|Greene, J -|
|Feugang, J -|
|Pfeiffer, K -|
|Bowers, D -|
|Ryan, P -|
Submitted to: Reproductive Biology and Endocrinology
Publication Type: Peer Reviewed Journal
Publication Acceptance Date: February 24, 2013
Publication Date: February 26, 2013
Citation: Greene, J.M., Feugang, J.M., Pfeiffer, K.E., Bowers, D., Ryan, P.L. 2013. L-arginine enhances cell proliferation and reduces apoptosis in human endometrial RL95-2 cells. Reproductive Biology and Endocrinology. 11:15-26. Interpretive Summary: L-arginine, a constituent of proteins, is an amino acid that has a multitude of physiological functions in mammalian systems. When fed to mice, L-arginine increases the number of offspring that are born and increases the number of sites in the uterus on to which the placenta attaches, which indicates a possible functional role for L-arginine in the uterus. This study evaluated the effect that L-arginine has on human endometrial cells, specifically monitoring its effect on cell proliferation and cell death. L-arginine increased endometrial cell proliferation; in other words, endometrial cells exposed to L-arginine multiplied faster than cells not exposed to L-arginine. In addition, the growth enhancing effect of L-arginine was inhibited when the metabolism of L-arginine was prevented, indicating that L-arginine metabolites are responsible for this effect. When evaluating cell death, L-arginine reduced the incidence of cell death in endometrial cells and the molecular mechanisms regarding this effect were elucidated. In summary, L-arginine stimulated endometrial cell growth while decreasing cell death. This data indicates a possible beneficial effect of dietary L-arginine supplementation on endometrial growth, an important aspect of the endometrium during embryo implantation.

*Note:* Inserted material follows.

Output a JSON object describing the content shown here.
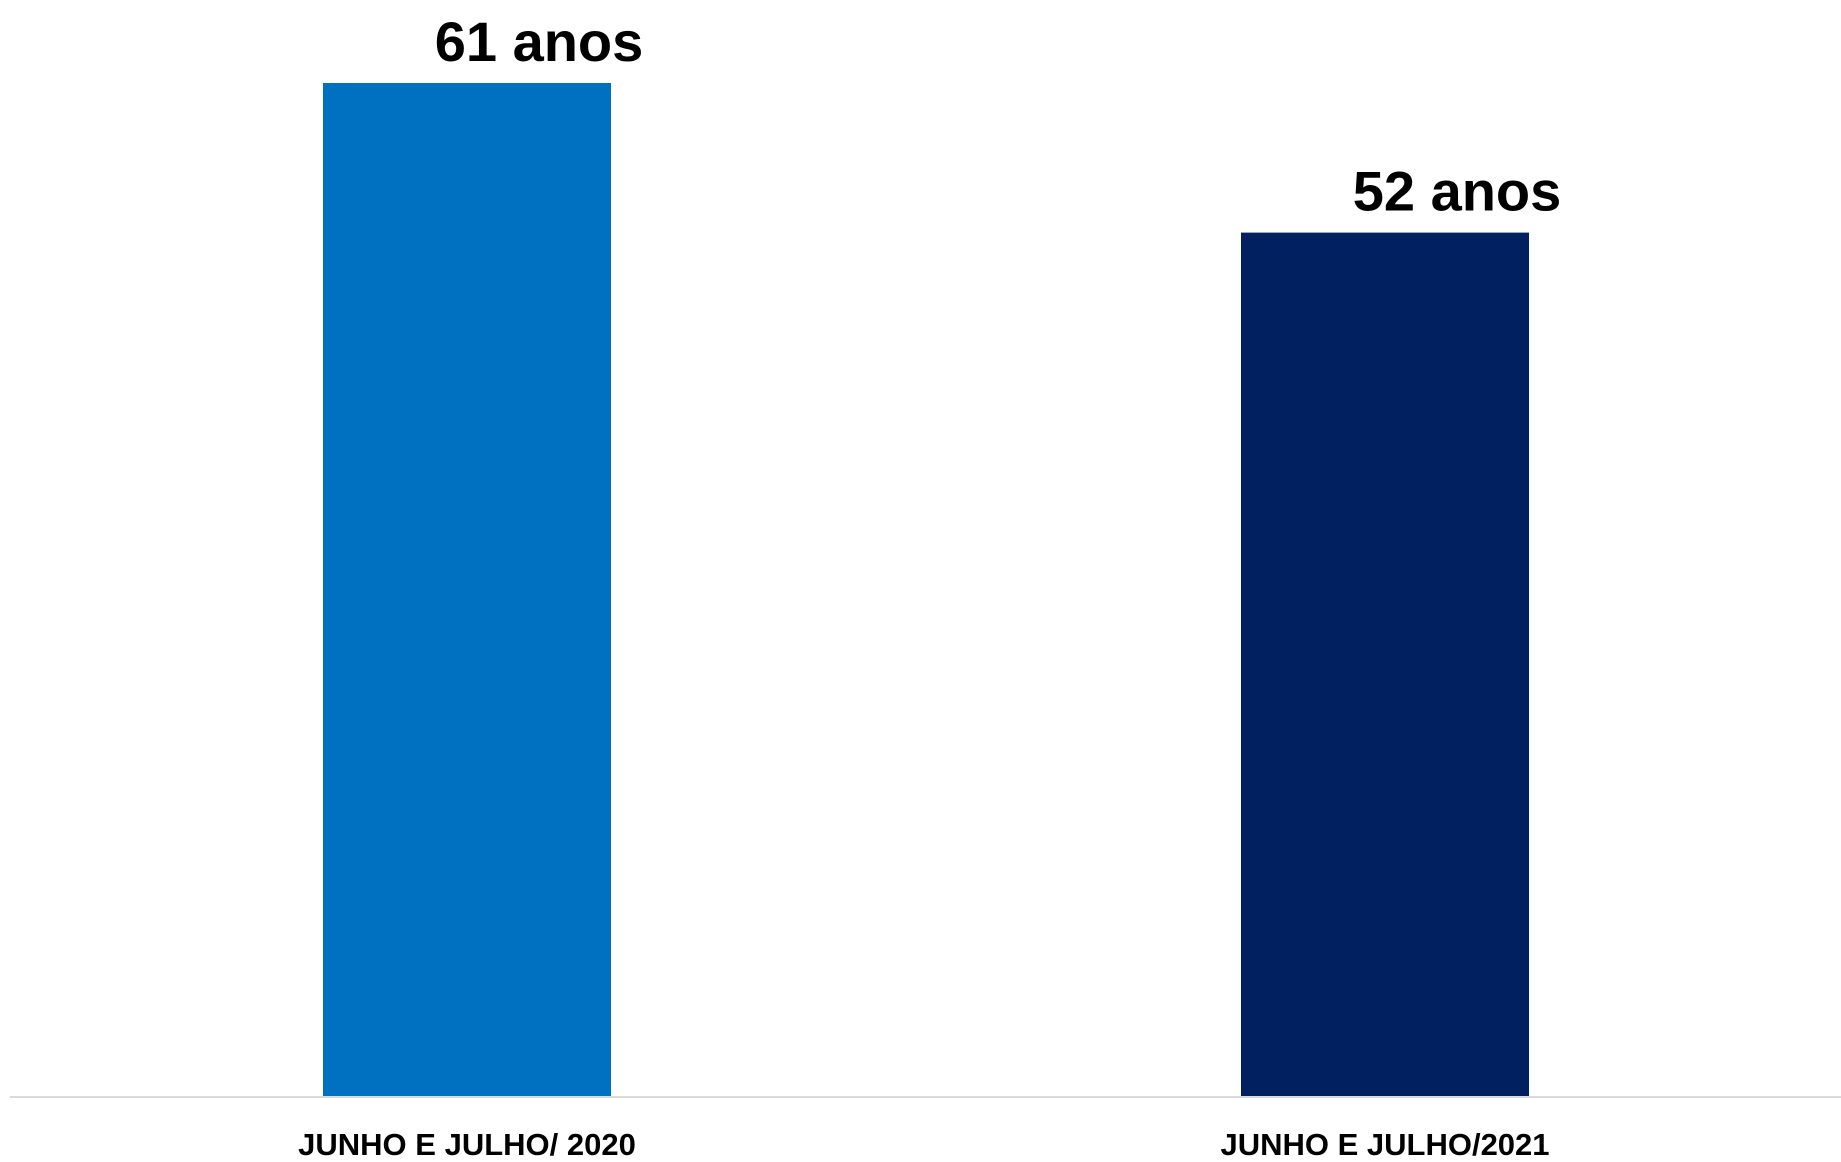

Technical Abstract: L-arginine is considered to be one of the most versatile amino acids due to the fact that it serves as a precursor for many important molecules in cellular physiology. When supplemented in the diet, L-arginine can increase the number of implantation sites in mice and rats, suggesting an effect at the level of the endometrium. To this end, this study determined the effect that L-arginine has on apoptosis and cell proliferation in human endometrial RL95-2 cells. L-arginine at physiological (200 micromol/L) and supra-physiological (800 micromol/L) concentrations increased cell proliferation at days 2 and 4 post-treatment with a dose-dependent effect being observed on day 2. Additionally, inhibition of nitric oxide (NO) synthase and arginase, which are responsible for the conversion of L-arginine to NO and polyamines, respectively, reduced the proliferative effect of L-arginine. L-arginine also decreased the proportion of cells with TUNEL positive nuclei and increased the ratio of cells with healthy mitochondria compared to cells with a disrupted mitochondrial membrane potential, indicating that L-arginine prevents mitochondrial mediated apoptosis in endometrial RL95-2 cells. Furthermore, exposure to L-arginine did not affect total BAD protein expression; however, L-arginine increased the abundance of phosphorylated BAD protein. In summary, L-arginine added to the culture media at physiological (200 micromol/L) and supraphysiological concentrations (800 micromol/L) enhanced endometrial RL95-2 cell proliferation through mechanisms mediated by NO and polyamine biosynthesis. In addition, L-arginine reduced endometrial RL95-2 mitochondrial mediated apoptosis through increased phosphorylation of BAD protein.